From the correspondence between Landa's description of the New Year rituals and the depiction of these rituals in the Dresden Codex, it can be inferred that in 16th-century Yucatán, Kʼawiil was called Bolon Dzacab 'Innumerable (bolon 'nine, innumerable') maternal generations', perhaps a metaphor for fertility. God K's name in the Classic period may have been the same, or similar, since the numeral 'nine' is repeatedly found included in the deity's logogram.
However, based on epigraphical considerations, the Classical god K is now most often referred to as Kʼawiil. Hieroglyphically, the head of god K can substitute for the syllable kʼa in kʼawiil, a word possibly meaning 'powerful one', and attested as a generic deity title in Yucatec documents. This substitution has given rise to the idea that, inversely, the title kʼawiil as a whole should be considered a name specifically referring to god K.
Narratives and scenes
Lightning plays a crucial role in tales dealing with the creation of the world and its preparation for the advent of mankind. In the cosmogony of the Popol Vuh, three Lightning deities identified with the 'Heart of the Sky' (among whom Huraqan 'One-Leg') create the earth out of the primordial sea, and people it with animals. Bolon Dzacab plays an important, if not very clear role in the cosmogonical myth related in the Book of Chilam Balam of Chumayel, where he is identified with wrapped-up seeds. The rain gods or their lightning once opened up the Maize Mountain, making the maize seeds available to mankind.

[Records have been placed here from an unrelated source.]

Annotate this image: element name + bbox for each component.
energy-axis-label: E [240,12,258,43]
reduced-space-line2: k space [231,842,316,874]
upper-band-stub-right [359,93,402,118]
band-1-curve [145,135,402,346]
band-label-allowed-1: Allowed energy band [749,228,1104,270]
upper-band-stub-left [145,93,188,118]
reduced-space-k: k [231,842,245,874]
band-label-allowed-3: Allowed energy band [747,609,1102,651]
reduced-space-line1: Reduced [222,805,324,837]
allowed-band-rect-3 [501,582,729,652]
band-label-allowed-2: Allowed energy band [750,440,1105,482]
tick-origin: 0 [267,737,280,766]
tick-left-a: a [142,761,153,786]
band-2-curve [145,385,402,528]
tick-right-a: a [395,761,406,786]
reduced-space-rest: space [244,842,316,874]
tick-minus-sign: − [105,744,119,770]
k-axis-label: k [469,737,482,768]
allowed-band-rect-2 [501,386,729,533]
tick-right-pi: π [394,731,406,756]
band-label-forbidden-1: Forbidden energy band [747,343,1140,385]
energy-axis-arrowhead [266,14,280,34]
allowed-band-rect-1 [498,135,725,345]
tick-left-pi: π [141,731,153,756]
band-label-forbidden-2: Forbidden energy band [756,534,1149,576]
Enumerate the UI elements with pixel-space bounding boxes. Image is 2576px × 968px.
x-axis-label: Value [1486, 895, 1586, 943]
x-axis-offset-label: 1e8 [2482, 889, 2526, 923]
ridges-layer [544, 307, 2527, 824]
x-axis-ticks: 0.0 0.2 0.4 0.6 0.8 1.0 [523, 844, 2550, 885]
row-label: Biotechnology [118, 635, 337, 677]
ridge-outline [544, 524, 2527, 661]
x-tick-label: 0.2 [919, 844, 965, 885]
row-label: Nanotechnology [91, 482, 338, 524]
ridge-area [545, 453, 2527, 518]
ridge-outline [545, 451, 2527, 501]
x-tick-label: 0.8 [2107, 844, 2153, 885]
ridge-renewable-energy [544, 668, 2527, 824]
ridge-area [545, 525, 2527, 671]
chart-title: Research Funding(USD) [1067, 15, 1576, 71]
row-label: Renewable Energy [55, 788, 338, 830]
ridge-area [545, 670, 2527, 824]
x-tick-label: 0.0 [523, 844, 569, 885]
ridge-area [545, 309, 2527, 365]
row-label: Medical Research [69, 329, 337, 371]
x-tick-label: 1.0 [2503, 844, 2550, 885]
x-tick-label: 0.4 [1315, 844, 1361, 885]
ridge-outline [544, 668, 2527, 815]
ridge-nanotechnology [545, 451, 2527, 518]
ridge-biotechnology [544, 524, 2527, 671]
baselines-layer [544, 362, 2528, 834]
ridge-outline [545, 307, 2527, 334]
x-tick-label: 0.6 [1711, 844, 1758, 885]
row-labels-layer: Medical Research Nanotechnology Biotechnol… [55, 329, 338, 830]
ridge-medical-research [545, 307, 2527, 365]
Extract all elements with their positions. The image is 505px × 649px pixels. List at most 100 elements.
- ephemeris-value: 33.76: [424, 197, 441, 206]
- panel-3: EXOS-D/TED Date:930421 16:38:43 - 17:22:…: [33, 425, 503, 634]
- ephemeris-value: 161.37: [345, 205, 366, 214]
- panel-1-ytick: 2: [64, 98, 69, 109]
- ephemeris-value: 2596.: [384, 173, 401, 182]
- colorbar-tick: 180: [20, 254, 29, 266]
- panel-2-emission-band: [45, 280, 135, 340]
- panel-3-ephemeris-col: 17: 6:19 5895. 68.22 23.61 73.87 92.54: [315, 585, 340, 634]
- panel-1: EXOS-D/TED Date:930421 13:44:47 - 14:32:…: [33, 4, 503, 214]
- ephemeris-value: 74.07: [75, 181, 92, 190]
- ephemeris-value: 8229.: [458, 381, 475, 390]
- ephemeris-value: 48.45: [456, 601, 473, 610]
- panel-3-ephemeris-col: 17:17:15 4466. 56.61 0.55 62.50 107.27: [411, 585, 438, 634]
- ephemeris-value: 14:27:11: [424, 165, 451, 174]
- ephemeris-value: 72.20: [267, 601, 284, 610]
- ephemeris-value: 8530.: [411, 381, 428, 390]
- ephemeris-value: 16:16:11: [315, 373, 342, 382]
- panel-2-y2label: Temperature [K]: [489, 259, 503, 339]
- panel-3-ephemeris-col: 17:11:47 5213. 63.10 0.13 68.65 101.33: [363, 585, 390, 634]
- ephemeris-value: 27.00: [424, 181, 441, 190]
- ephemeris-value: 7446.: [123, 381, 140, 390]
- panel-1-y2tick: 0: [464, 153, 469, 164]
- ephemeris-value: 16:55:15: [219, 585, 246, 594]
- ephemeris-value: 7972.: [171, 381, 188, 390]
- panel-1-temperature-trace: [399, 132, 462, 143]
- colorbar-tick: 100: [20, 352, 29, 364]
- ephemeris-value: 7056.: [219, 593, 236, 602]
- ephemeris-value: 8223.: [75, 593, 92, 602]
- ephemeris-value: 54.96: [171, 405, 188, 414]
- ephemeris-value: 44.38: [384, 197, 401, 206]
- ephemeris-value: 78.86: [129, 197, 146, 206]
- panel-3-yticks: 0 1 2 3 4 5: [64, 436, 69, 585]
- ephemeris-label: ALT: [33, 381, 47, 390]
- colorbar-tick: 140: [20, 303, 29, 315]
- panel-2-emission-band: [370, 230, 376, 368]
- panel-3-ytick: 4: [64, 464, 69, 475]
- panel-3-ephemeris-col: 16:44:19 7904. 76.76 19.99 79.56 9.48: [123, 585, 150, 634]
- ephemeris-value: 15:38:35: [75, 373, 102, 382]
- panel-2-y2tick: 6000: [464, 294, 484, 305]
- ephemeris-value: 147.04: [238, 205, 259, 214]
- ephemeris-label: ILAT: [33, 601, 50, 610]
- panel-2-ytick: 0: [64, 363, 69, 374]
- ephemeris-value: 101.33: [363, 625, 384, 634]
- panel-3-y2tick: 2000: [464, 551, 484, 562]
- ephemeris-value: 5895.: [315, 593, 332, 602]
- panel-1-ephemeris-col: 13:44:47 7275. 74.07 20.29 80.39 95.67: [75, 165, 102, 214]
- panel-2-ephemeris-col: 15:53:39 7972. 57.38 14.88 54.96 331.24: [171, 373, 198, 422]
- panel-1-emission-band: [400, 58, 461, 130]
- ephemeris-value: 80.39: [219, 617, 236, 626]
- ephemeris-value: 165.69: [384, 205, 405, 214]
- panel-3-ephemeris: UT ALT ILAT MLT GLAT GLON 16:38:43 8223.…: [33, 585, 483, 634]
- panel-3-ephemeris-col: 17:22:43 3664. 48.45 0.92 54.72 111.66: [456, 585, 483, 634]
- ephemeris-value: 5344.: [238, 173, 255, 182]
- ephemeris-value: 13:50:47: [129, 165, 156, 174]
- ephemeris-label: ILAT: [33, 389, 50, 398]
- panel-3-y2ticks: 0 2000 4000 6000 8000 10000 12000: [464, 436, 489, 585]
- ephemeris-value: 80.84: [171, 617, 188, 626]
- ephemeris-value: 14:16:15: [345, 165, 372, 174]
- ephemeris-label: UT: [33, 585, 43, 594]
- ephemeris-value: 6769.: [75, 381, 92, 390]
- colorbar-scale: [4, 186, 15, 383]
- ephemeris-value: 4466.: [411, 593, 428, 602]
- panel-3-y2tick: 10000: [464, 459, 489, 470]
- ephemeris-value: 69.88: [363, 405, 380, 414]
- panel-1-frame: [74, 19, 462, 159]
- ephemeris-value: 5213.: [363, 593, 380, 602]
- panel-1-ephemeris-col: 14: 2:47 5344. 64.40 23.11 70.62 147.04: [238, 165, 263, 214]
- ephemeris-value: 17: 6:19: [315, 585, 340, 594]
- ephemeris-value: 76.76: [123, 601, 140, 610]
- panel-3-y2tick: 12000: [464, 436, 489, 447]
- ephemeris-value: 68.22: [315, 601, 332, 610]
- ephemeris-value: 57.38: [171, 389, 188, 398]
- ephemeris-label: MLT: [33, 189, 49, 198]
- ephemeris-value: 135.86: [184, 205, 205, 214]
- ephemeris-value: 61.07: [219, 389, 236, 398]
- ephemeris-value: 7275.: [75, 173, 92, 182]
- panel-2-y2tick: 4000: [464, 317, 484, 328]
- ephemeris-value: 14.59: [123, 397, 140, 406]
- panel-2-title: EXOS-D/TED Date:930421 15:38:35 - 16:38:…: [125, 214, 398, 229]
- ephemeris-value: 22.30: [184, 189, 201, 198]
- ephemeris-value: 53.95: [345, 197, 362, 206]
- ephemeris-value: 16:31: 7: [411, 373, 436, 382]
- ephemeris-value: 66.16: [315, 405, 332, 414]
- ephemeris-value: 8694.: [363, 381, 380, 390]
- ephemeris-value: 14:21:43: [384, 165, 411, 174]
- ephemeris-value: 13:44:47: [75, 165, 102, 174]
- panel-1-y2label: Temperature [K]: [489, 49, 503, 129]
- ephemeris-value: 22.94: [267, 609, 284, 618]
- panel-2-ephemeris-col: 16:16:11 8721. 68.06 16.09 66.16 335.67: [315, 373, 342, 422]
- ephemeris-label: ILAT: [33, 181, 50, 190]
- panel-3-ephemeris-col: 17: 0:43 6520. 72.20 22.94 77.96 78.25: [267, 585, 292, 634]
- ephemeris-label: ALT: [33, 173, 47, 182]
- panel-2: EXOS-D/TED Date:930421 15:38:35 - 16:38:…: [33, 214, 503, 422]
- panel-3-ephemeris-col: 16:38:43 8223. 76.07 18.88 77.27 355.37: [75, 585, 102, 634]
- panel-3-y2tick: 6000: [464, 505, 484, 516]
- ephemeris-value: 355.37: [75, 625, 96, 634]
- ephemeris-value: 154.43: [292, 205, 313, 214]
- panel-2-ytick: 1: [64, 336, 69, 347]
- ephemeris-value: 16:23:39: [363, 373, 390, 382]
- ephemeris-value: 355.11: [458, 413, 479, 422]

Kʼawiil also figures in an enigmatic Classic scene known only from ceramics (see fig.2), showing an aged ancestor or deity emerging from the serpentine foot of the lightning god, apparently to mate with a nude young woman of decidedly aristocratic allure entwined by the serpent. Not impossibly, the meaning of the scene is ritual, rather than mythological.
Perhaps related to the latter scene, stucco reliefs on the pillars of the Temple of the Inscriptions at Palenque depict a king (and perhaps also a queen) holding a baby with a lightning celt in the forehead and a serpentine leg, or, the infant lightning god (unen q'awiil) that is also one of Palenque's three patron deities (GII).
The illustrated katun cycle of the Paris Codex suggests that the presentation of the head of Kʼawiil – perhaps holding the promise of 'Innumerable Generations' – was part of the king's ritual inauguration and accession to the throne. Kʼawiil not only embodied the king's war-like lightning power, but also his power to bring agricultural prosperity to his subjects: The Lightning deity was a god of agricultural abundance, and of the maize and cacao seeds in particular. Therefore, he is often depicted with a sack of grains, sometimes accompanied by the expression hun yax(al) hun kʼan(al) 'abundance'.